A plan to cut costs and reduce carbon emissions in San Francisco could result in the city's vehicle fleet being cut by 20 percent, according to the San Francisco Examiner.
The plan by Mayor Gavin Newsom would require departments to reduce the number of passenger cars and trucks used by their employees by 20 percent by 2014, which would be 5 percent annually. Those numbers are included in legislation introduced to the board of supervisors.
Newsom recently announced a partnership with City CarShare as an alternative to having to purchase new vehicles and be able to reduce San Francisco's fleet size. Newsom said the legislation would encourage greater use of municipal and city CarShare programs.
Newsom has taken various incremental steps over the years to transform the fleet into a greener operation with increased oversight of vehicle use. Under the legislation, department heads would have to submit to the board of supervisors' budget analyst a report detailing how they are complying with the mandate.

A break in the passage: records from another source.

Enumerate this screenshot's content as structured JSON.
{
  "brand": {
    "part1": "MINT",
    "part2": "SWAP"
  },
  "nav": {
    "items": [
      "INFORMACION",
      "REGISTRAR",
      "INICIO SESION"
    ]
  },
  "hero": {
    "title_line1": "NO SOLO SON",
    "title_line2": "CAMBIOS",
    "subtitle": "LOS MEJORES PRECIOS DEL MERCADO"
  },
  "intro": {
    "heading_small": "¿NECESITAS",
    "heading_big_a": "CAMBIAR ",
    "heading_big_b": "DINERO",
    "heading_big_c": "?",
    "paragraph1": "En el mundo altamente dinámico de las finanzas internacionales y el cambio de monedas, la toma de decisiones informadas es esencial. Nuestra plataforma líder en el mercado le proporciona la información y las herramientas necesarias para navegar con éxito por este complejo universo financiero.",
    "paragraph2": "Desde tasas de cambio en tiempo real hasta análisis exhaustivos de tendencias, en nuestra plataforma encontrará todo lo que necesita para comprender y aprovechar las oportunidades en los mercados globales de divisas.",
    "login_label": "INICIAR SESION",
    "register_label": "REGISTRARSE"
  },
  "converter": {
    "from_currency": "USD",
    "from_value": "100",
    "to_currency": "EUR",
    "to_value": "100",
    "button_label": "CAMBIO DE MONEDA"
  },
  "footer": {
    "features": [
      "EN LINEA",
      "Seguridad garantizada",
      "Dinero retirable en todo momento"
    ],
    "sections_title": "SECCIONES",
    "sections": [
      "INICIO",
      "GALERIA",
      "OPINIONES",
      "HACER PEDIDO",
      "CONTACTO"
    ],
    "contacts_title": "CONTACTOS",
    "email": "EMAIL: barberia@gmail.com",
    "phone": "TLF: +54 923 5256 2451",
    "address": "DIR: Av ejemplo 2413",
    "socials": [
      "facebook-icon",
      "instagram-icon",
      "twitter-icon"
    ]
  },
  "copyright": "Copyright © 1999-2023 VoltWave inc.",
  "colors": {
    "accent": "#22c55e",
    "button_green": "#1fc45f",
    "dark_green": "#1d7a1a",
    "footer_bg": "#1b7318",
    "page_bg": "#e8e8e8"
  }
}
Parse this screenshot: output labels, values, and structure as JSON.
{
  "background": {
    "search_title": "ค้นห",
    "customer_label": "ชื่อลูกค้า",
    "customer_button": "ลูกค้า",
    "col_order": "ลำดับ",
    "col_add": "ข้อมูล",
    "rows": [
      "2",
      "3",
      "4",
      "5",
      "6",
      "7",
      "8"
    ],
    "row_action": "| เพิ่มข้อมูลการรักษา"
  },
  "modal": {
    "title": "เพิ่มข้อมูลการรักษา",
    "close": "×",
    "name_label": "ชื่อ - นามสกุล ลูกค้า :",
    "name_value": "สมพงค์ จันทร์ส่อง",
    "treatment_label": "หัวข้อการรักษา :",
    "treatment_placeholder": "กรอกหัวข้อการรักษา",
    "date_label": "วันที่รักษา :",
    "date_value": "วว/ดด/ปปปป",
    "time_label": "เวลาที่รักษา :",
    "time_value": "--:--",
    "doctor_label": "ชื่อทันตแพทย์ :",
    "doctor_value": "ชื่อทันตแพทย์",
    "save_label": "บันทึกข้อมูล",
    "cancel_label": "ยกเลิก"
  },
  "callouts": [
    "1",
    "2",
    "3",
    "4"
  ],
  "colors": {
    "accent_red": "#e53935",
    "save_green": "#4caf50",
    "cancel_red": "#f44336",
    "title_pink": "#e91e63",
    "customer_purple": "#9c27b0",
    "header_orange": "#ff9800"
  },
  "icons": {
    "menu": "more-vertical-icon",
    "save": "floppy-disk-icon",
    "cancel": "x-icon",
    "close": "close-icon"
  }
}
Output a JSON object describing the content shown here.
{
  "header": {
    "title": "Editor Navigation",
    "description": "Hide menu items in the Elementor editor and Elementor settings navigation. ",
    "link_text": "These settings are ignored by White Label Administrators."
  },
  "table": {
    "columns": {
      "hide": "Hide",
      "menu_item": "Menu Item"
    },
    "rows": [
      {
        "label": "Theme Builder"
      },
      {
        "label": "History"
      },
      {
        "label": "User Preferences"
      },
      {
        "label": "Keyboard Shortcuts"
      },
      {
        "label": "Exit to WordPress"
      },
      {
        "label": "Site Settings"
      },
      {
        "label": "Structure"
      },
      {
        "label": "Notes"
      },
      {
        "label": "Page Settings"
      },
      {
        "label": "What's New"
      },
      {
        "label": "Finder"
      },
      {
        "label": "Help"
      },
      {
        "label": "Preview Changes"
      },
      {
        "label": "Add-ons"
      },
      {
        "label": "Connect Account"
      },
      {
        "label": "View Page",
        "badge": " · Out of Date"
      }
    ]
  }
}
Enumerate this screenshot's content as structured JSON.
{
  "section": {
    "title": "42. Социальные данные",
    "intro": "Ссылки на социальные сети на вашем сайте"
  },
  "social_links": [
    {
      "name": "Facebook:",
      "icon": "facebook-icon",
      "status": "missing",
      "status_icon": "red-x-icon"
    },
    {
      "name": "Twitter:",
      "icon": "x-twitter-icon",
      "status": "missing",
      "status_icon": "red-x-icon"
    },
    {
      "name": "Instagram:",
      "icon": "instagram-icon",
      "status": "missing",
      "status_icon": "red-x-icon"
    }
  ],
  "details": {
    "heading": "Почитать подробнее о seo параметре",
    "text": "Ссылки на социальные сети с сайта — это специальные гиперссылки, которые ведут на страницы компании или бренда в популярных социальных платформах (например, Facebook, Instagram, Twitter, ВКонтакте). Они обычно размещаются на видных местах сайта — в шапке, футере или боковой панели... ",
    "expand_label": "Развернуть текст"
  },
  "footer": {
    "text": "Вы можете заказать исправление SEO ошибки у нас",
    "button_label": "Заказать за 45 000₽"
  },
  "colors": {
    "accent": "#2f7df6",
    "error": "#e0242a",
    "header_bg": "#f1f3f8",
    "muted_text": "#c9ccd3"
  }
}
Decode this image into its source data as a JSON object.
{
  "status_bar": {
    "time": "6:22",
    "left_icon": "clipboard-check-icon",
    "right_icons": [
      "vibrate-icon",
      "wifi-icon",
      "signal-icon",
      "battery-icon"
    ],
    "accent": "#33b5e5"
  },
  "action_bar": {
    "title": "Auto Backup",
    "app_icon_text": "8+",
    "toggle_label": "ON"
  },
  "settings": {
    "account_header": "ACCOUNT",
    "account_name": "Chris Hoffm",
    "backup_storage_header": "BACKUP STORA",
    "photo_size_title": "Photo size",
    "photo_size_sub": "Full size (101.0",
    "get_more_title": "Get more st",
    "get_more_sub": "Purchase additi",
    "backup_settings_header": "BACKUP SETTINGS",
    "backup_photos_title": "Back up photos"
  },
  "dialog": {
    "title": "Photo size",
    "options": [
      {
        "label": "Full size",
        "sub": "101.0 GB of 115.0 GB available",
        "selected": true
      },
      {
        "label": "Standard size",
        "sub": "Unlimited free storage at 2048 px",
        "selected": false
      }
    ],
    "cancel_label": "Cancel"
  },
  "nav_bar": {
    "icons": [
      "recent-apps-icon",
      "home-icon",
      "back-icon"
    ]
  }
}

The city, which has been criticized for inefficiencies, abuse and waste in its vehicle fleet, is rolling out new software that will track vehicles' mileage, gas and time running. The city's fleet has 1,591 passenger cars and a total of 2,697 vehicles, which include pickups and vans. With other types of equipment such as trailers and trucks, the fleet has an inventory of 6,881 vehicles or pieces of equipment.
The legislation would require the removal of all vehicles that are 12 or more years old. That would have to be met by 2014.